— Ладно, только учтите, Стив, что леди, которая живет в этом доме, и все, что находится за этими стенами, — под моей защитой. Запомните это хорошенько.

— Да, мистер Холмс. Конечно, запомню.

— Больше всего он боится за свою шкуру, Ватсон, — заметил Холмс, когда мы продолжили путь. — Не думаю, что он стал бы скрывать имя хозяина, если бы знал его. Хорошо, что я кое-что знаю о банде Спенсера Джона и что Стив как раз в ней состоит. Думаю, это дело как раз по части Лангдейла Пайка, так что отправлюсь-ка я прямо к нему. Надеюсь, встреча с ним прояснит ситуацию.

В тот день я больше не видел Холмса, но четко представлял, чем он мог заниматься, поскольку Лангдейл Пайк был его живым справочником, к которому мой друг обращался, если ему требовалось узнать подробности какого-нибудь светского скандала. Это странное вялое существо проводило все свое время в эркере одного из клубов на Сент-Джеймс-стрит и служило своеобразным приемником и одновременно передатчиком всех столичных слухов. Говорили, он имеет доход, исчисляющийся четырехзначными цифрами, еженедельно снабжая статейками на соответствующие темы бульварную прессу. Если где-нибудь в мутных глубинах лондонского света случалось какое-то завихрение или волнение, это тут же с автоматической точностью регистрировалось на поверхности сим живым прибором. Холмс часто снабжал его свежими сведениями, за что при необходимости получал от него помощь.

Когда на следующий день рано утром я встретился с моим другом, по его приподнятому настроению понял, что все хорошо, однако нас ожидал очень неприятный сюрприз. Пришел он в форме следующей телеграммы:

«Пожалуйста, приезжайте немедленно. Ночью ограблен дом клиентки. Полиция уже на месте. Сатро».

Холмс удивленно присвистнул.

— Похоже, наступает развязка, и быстрее, чем я предполагал. Тут чувствуется мощная движущая сила, Ватсон, и после того, что я узнал, меня это не удивляет. Сатро — это ее адвокат, разумеется, но, боюсь, я допустил ошибку, не оставив вас дежурить у нее. Этот парень оказался не таким уж надежным. Что ж, нам больше ничего не остается, как снова отправиться в Харроу-уилд.

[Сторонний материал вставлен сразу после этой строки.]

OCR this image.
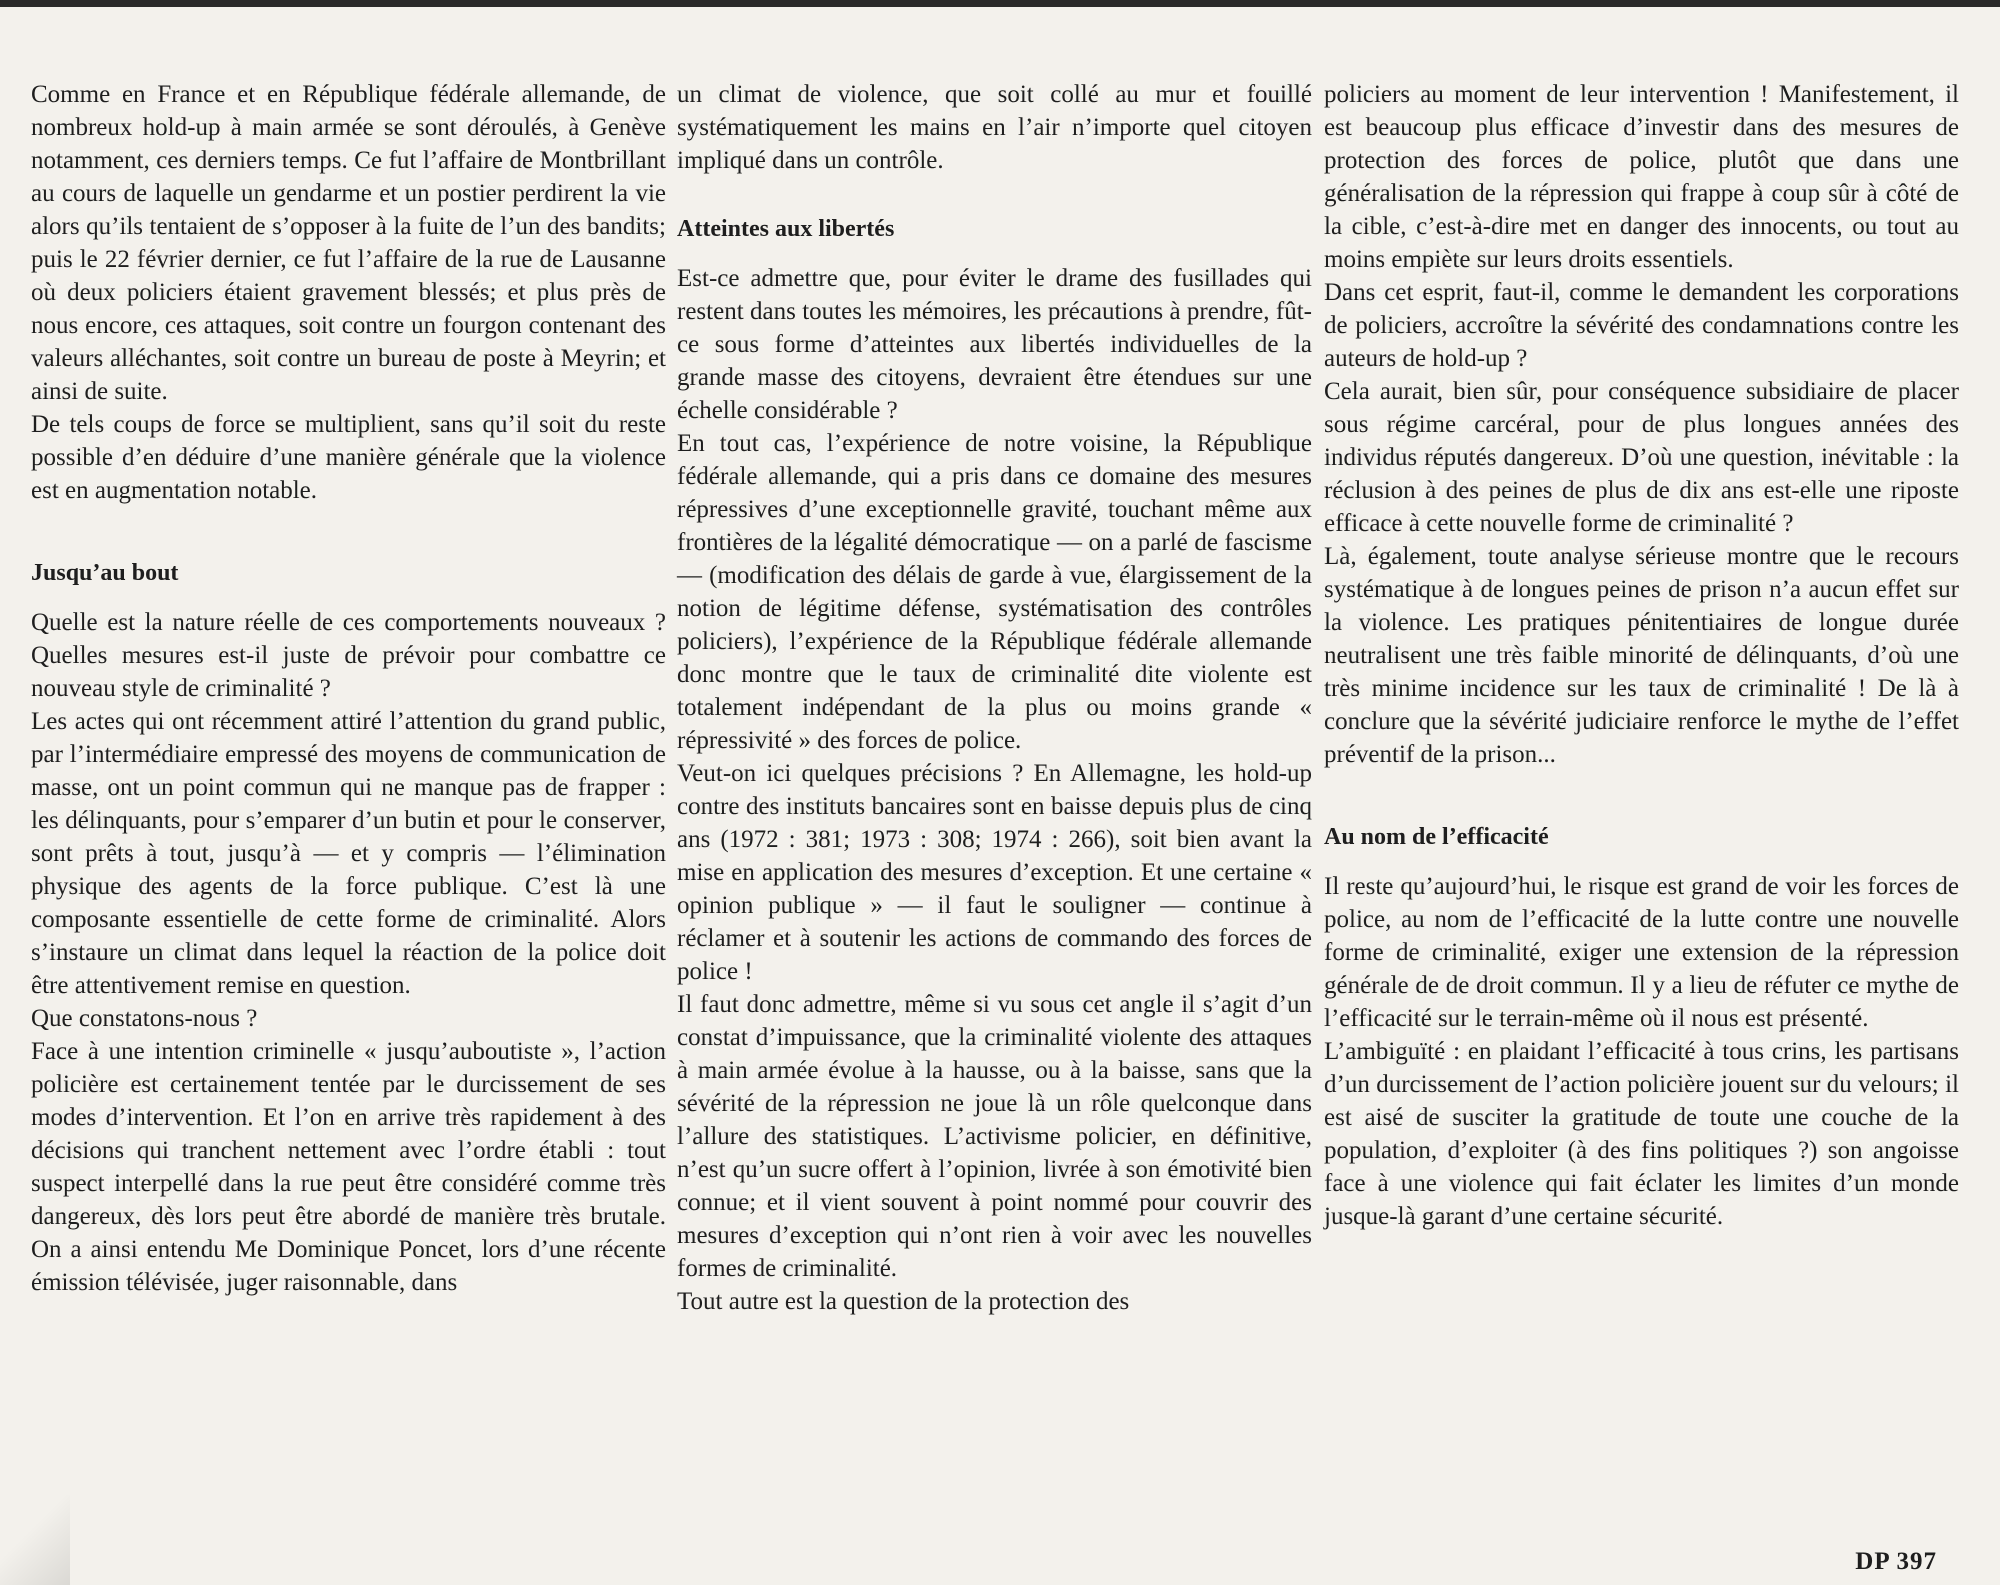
Comme en France et en République fédérale allemande, de nombreux hold-up à main armée se sont déroulés, à Genève notamment, ces derniers temps. Ce fut l’affaire de Montbrillant au cours de laquelle un gendarme et un postier perdirent la vie alors qu’ils tentaient de s’opposer à la fuite de l’un des bandits; puis le 22 février dernier, ce fut l’affaire de la rue de Lausanne où deux policiers étaient gravement blessés; et plus près de nous encore, ces attaques, soit contre un fourgon contenant des valeurs alléchantes, soit contre un bureau de poste à Meyrin; et ainsi de suite.

De tels coups de force se multiplient, sans qu’il soit du reste possible d’en déduire d’une manière générale que la violence est en augmentation notable.

Jusqu’au bout

Quelle est la nature réelle de ces comportements nouveaux ? Quelles mesures est-il juste de prévoir pour combattre ce nouveau style de criminalité ?

Les actes qui ont récemment attiré l’attention du grand public, par l’intermédiaire empressé des moyens de communication de masse, ont un point commun qui ne manque pas de frapper : les délinquants, pour s’emparer d’un butin et pour le conserver, sont prêts à tout, jusqu’à — et y compris — l’élimination physique des agents de la force publique. C’est là une composante essentielle de cette forme de criminalité. Alors s’instaure un climat dans lequel la réaction de la police doit être attentivement remise en question.

Que constatons-nous ?

Face à une intention criminelle « jusqu’auboutiste », l’action policière est certainement tentée par le durcissement de ses modes d’intervention. Et l’on en arrive très rapidement à des décisions qui tranchent nettement avec l’ordre établi : tout suspect interpellé dans la rue peut être considéré comme très dangereux, dès lors peut être abordé de manière très brutale. On a ainsi entendu Me Dominique Poncet, lors d’une récente émission télévisée, juger raisonnable, dans

un climat de violence, que soit collé au mur et fouillé systématiquement les mains en l’air n’importe quel citoyen impliqué dans un contrôle.

Atteintes aux libertés

Est-ce admettre que, pour éviter le drame des fusillades qui restent dans toutes les mémoires, les précautions à prendre, fût-ce sous forme d’atteintes aux libertés individuelles de la grande masse des citoyens, devraient être étendues sur une échelle considérable ?

En tout cas, l’expérience de notre voisine, la République fédérale allemande, qui a pris dans ce domaine des mesures répressives d’une exceptionnelle gravité, touchant même aux frontières de la légalité démocratique — on a parlé de fascisme — (modification des délais de garde à vue, élargissement de la notion de légitime défense, systématisation des contrôles policiers), l’expérience de la République fédérale allemande donc montre que le taux de criminalité dite violente est totalement indépendant de la plus ou moins grande « répressivité » des forces de police.

Veut-on ici quelques précisions ? En Allemagne, les hold-up contre des instituts bancaires sont en baisse depuis plus de cinq ans (1972 : 381; 1973 : 308; 1974 : 266), soit bien avant la mise en application des mesures d’exception. Et une certaine « opinion publique » — il faut le souligner — continue à réclamer et à soutenir les actions de commando des forces de police !

Il faut donc admettre, même si vu sous cet angle il s’agit d’un constat d’impuissance, que la criminalité violente des attaques à main armée évolue à la hausse, ou à la baisse, sans que la sévérité de la répression ne joue là un rôle quelconque dans l’allure des statistiques. L’activisme policier, en définitive, n’est qu’un sucre offert à l’opinion, livrée à son émotivité bien connue; et il vient souvent à point nommé pour couvrir des mesures d’exception qui n’ont rien à voir avec les nouvelles formes de criminalité.

Tout autre est la question de la protection des

policiers au moment de leur intervention ! Manifestement, il est beaucoup plus efficace d’investir dans des mesures de protection des forces de police, plutôt que dans une généralisation de la répression qui frappe à coup sûr à côté de la cible, c’est-à-dire met en danger des innocents, ou tout au moins empiète sur leurs droits essentiels.

Dans cet esprit, faut-il, comme le demandent les corporations de policiers, accroître la sévérité des condamnations contre les auteurs de hold-up ?

Cela aurait, bien sûr, pour conséquence subsidiaire de placer sous régime carcéral, pour de plus longues années des individus réputés dangereux. D’où une question, inévitable : la réclusion à des peines de plus de dix ans est-elle une riposte efficace à cette nouvelle forme de criminalité ?

Là, également, toute analyse sérieuse montre que le recours systématique à de longues peines de prison n’a aucun effet sur la violence. Les pratiques pénitentiaires de longue durée neutralisent une très faible minorité de délinquants, d’où une très minime incidence sur les taux de criminalité ! De là à conclure que la sévérité judiciaire renforce le mythe de l’effet préventif de la prison...

Au nom de l’efficacité

Il reste qu’aujourd’hui, le risque est grand de voir les forces de police, au nom de l’efficacité de la lutte contre une nouvelle forme de criminalité, exiger une extension de la répression générale de de droit commun. Il y a lieu de réfuter ce mythe de l’efficacité sur le terrain-même où il nous est présenté.

L’ambiguïté : en plaidant l’efficacité à tous crins, les partisans d’un durcissement de l’action policière jouent sur du velours; il est aisé de susciter la gratitude de toute une couche de la population, d’exploiter (à des fins politiques ?) son angoisse face à une violence qui fait éclater les limites d’un monde jusque-là garant d’une certaine sécurité.

DP 397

Вилла «Три фронтона» теперь была совсем не похожа на тот старый тихий дом, каким она предстала перед нами вчера. У садовой калитки собралась небольшая группа зевак, несколько констеблей изучали окна и клумбы с геранью. Внутри мы встретили седовласого господина в летах, представившегося адвокатом, и суетливого инспектора со здоровым румянцем во все щеки, который приветствовал Холмса как старого знакомого.

— Боюсь, мистер Холмс, вас это дело не заинтересует. Самая обычная квартирная кража, с этим даже полиция вполне справится. Вмешательство крупных специалистов тут не требуется.

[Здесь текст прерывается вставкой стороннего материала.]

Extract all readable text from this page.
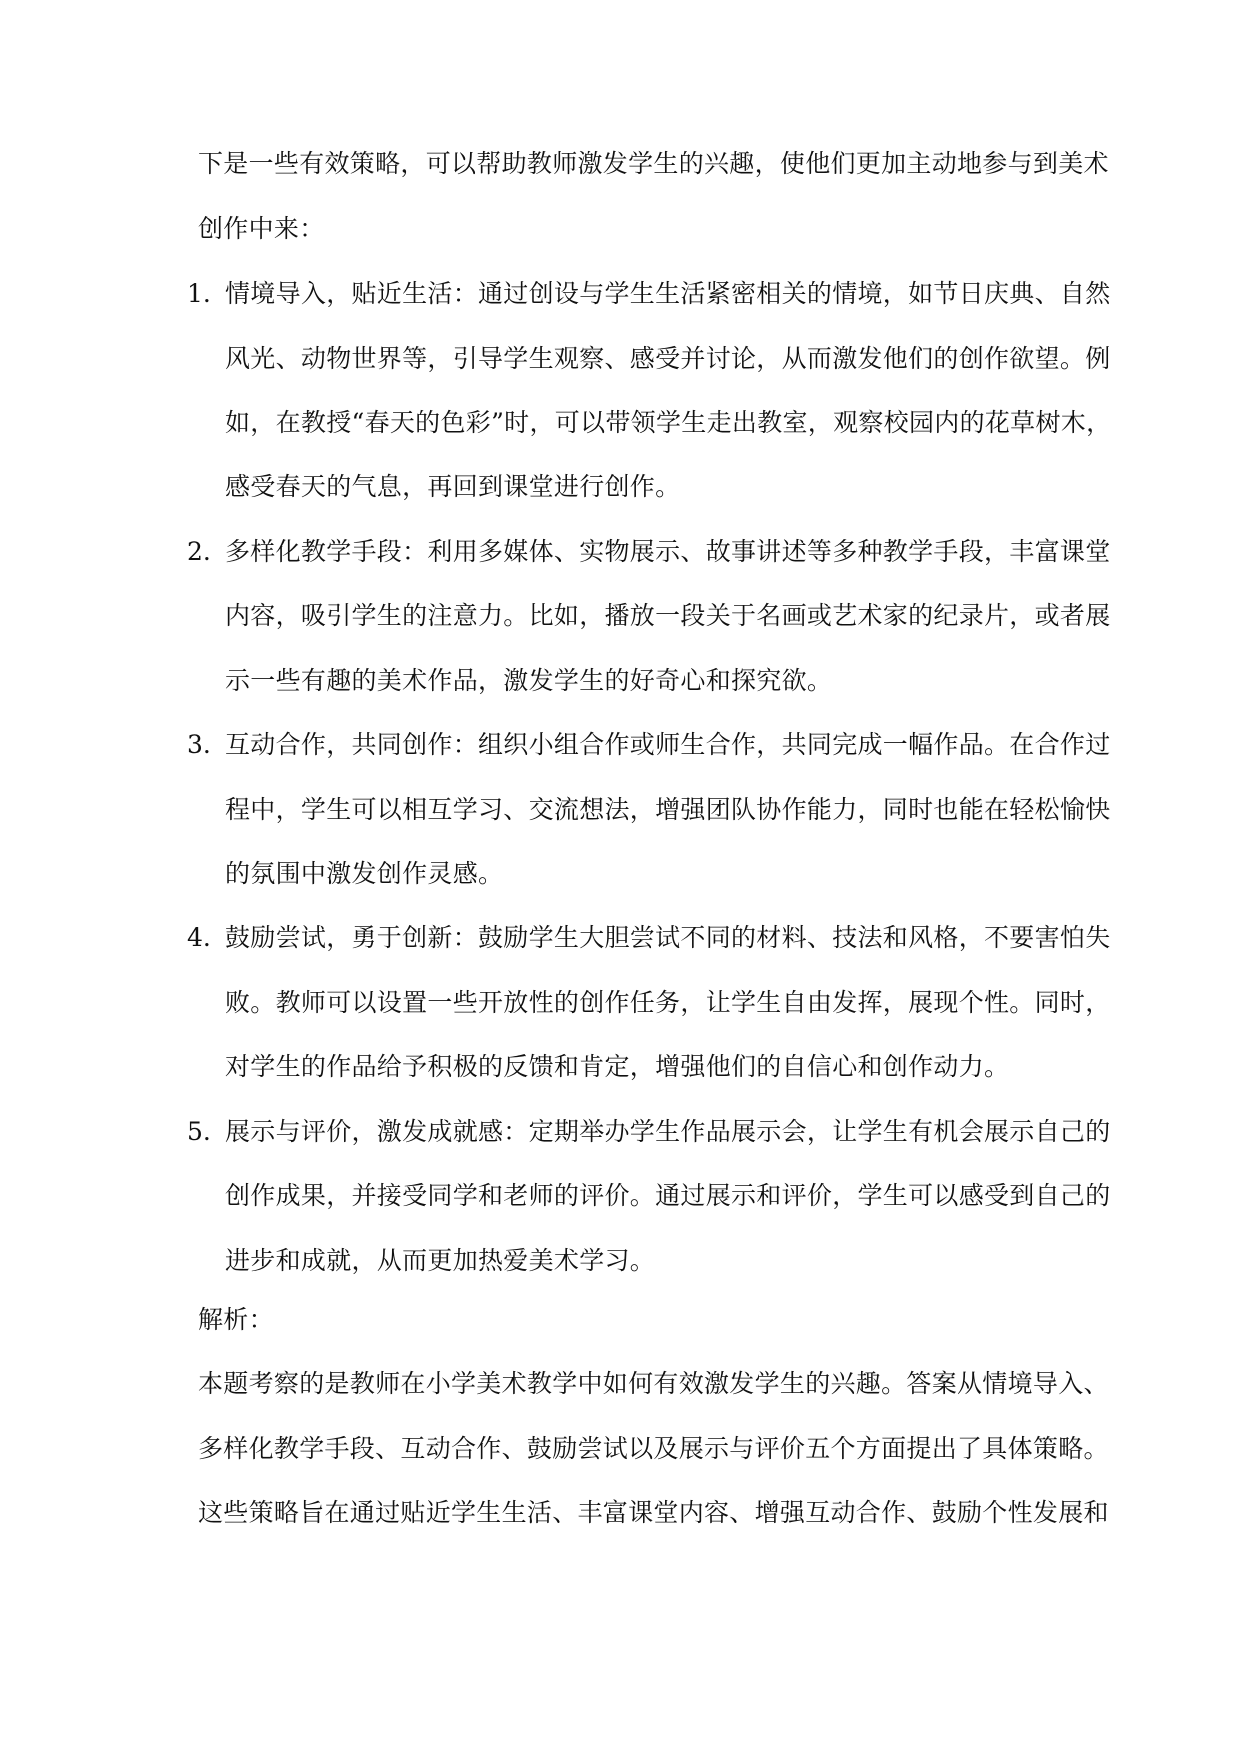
下是一些有效策略，可以帮助教师激发学生的兴趣，使他们更加主动地参与到美术
创作中来：
1. 情境导入，贴近生活：通过创设与学生生活紧密相关的情境，如节日庆典、自然
风光、动物世界等，引导学生观察、感受并讨论，从而激发他们的创作欲望。例
如，在教授“春天的色彩”时，可以带领学生走出教室，观察校园内的花草树木，
感受春天的气息，再回到课堂进行创作。
2. 多样化教学手段：利用多媒体、实物展示、故事讲述等多种教学手段，丰富课堂
内容，吸引学生的注意力。比如，播放一段关于名画或艺术家的纪录片，或者展
示一些有趣的美术作品，激发学生的好奇心和探究欲。
3. 互动合作，共同创作：组织小组合作或师生合作，共同完成一幅作品。在合作过
程中，学生可以相互学习、交流想法，增强团队协作能力，同时也能在轻松愉快
的氛围中激发创作灵感。
4. 鼓励尝试，勇于创新：鼓励学生大胆尝试不同的材料、技法和风格，不要害怕失
败。教师可以设置一些开放性的创作任务，让学生自由发挥，展现个性。同时，
对学生的作品给予积极的反馈和肯定，增强他们的自信心和创作动力。
5. 展示与评价，激发成就感：定期举办学生作品展示会，让学生有机会展示自己的
创作成果，并接受同学和老师的评价。通过展示和评价，学生可以感受到自己的
进步和成就，从而更加热爱美术学习。
解析：
本题考察的是教师在小学美术教学中如何有效激发学生的兴趣。答案从情境导入、
多样化教学手段、互动合作、鼓励尝试以及展示与评价五个方面提出了具体策略。
这些策略旨在通过贴近学生生活、丰富课堂内容、增强互动合作、鼓励个性发展和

— Не сомневаюсь, дело находится в надежных руках, — благосклонным тоном произнес Холмс. — Стало быть, обычная квартирная кража?

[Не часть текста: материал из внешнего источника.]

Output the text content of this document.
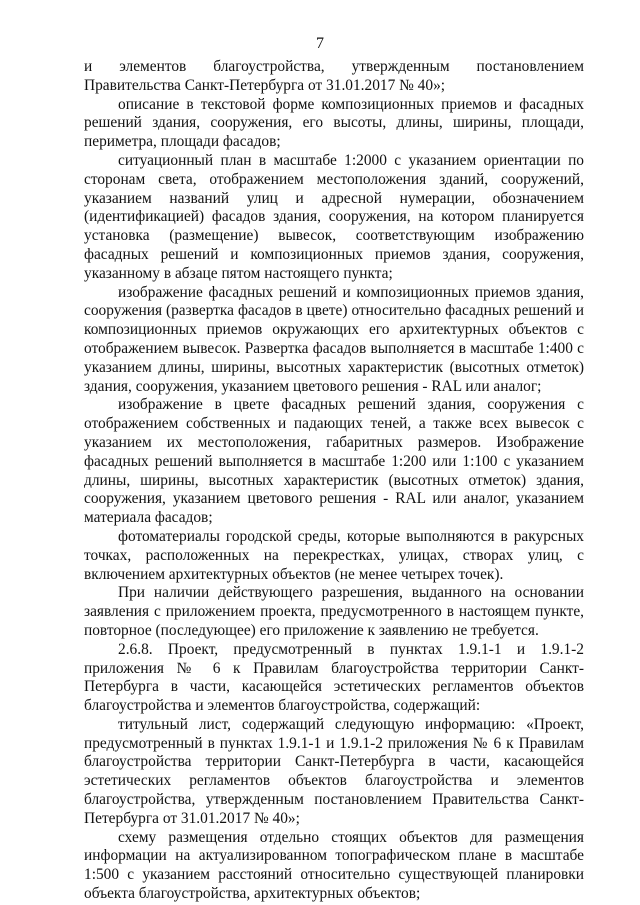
7

и элементов благоустройства, утвержденным постановлением Правительства Санкт-Петербурга от 31.01.2017 № 40»;

описание в текстовой форме композиционных приемов и фасадных решений здания, сооружения, его высоты, длины, ширины, площади, периметра, площади фасадов;

ситуационный план в масштабе 1:2000 с указанием ориентации по сторонам света, отображением местоположения зданий, сооружений, указанием названий улиц и адресной нумерации, обозначением (идентификацией) фасадов здания, сооружения, на котором планируется установка (размещение) вывесок, соответствующим изображению фасадных решений и композиционных приемов здания, сооружения, указанному в абзаце пятом настоящего пункта;

изображение фасадных решений и композиционных приемов здания, сооружения (развертка фасадов в цвете) относительно фасадных решений и композиционных приемов окружающих его архитектурных объектов с отображением вывесок. Развертка фасадов выполняется в масштабе 1:400 с указанием длины, ширины, высотных характеристик (высотных отметок) здания, сооружения, указанием цветового решения - RAL или аналог;

изображение в цвете фасадных решений здания, сооружения с отображением собственных и падающих теней, а также всех вывесок с указанием их местоположения, габаритных размеров. Изображение фасадных решений выполняется в масштабе 1:200 или 1:100 с указанием длины, ширины, высотных характеристик (высотных отметок) здания, сооружения, указанием цветового решения - RAL или аналог, указанием материала фасадов;

фотоматериалы городской среды, которые выполняются в ракурсных точках, расположенных на перекрестках, улицах, створах улиц, с включением архитектурных объектов (не менее четырех точек).

При наличии действующего разрешения, выданного на основании заявления с приложением проекта, предусмотренного в настоящем пункте, повторное (последующее) его приложение к заявлению не требуется.

2.6.8. Проект, предусмотренный в пунктах 1.9.1-1 и 1.9.1-2 приложения № 6 к Правилам благоустройства территории Санкт-Петербурга в части, касающейся эстетических регламентов объектов благоустройства и элементов благоустройства, содержащий:

титульный лист, содержащий следующую информацию: «Проект, предусмотренный в пунктах 1.9.1-1 и 1.9.1-2 приложения № 6 к Правилам благоустройства территории Санкт-Петербурга в части, касающейся эстетических регламентов объектов благоустройства и элементов благоустройства, утвержденным постановлением Правительства Санкт-Петербурга от 31.01.2017 № 40»;

схему размещения отдельно стоящих объектов для размещения информации на актуализированном топографическом плане в масштабе 1:500 с указанием расстояний относительно существующей планировки объекта благоустройства, архитектурных объектов;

— Да, мы даже уже знаем, кто это сделал и где их искать. Это шайка Барни Стокдейла поработала. Та, с чернокожим здоровяком… Соседи видели, как они вокруг дома ошивались.

— Превосходно! Что же они взяли?

— Ну, похоже, не много. Сначала они усыпили миссис Мейберли хлороформом, а потом… Да вот и сама леди.

В комнату вошла наша вчерашняя знакомая. Она была очень бледна, имела нездоровый вид и шла, опираясь на плечо девочки-горничной.

— Вы дали мне очень хороший совет, мистер Холмс, — сказала она, печально улыбаясь, — но увы, я им не воспользовалась. Не захотела беспокоить мистера Сатро, вот и осталась без защиты.

— Я об этом услышал только сегодня утром, — пояснил адвокат.

— Мистер Холмс посоветовал мне пригласить кого-то из друзей в дом, а я не послушалась его. Вот и поплатилась.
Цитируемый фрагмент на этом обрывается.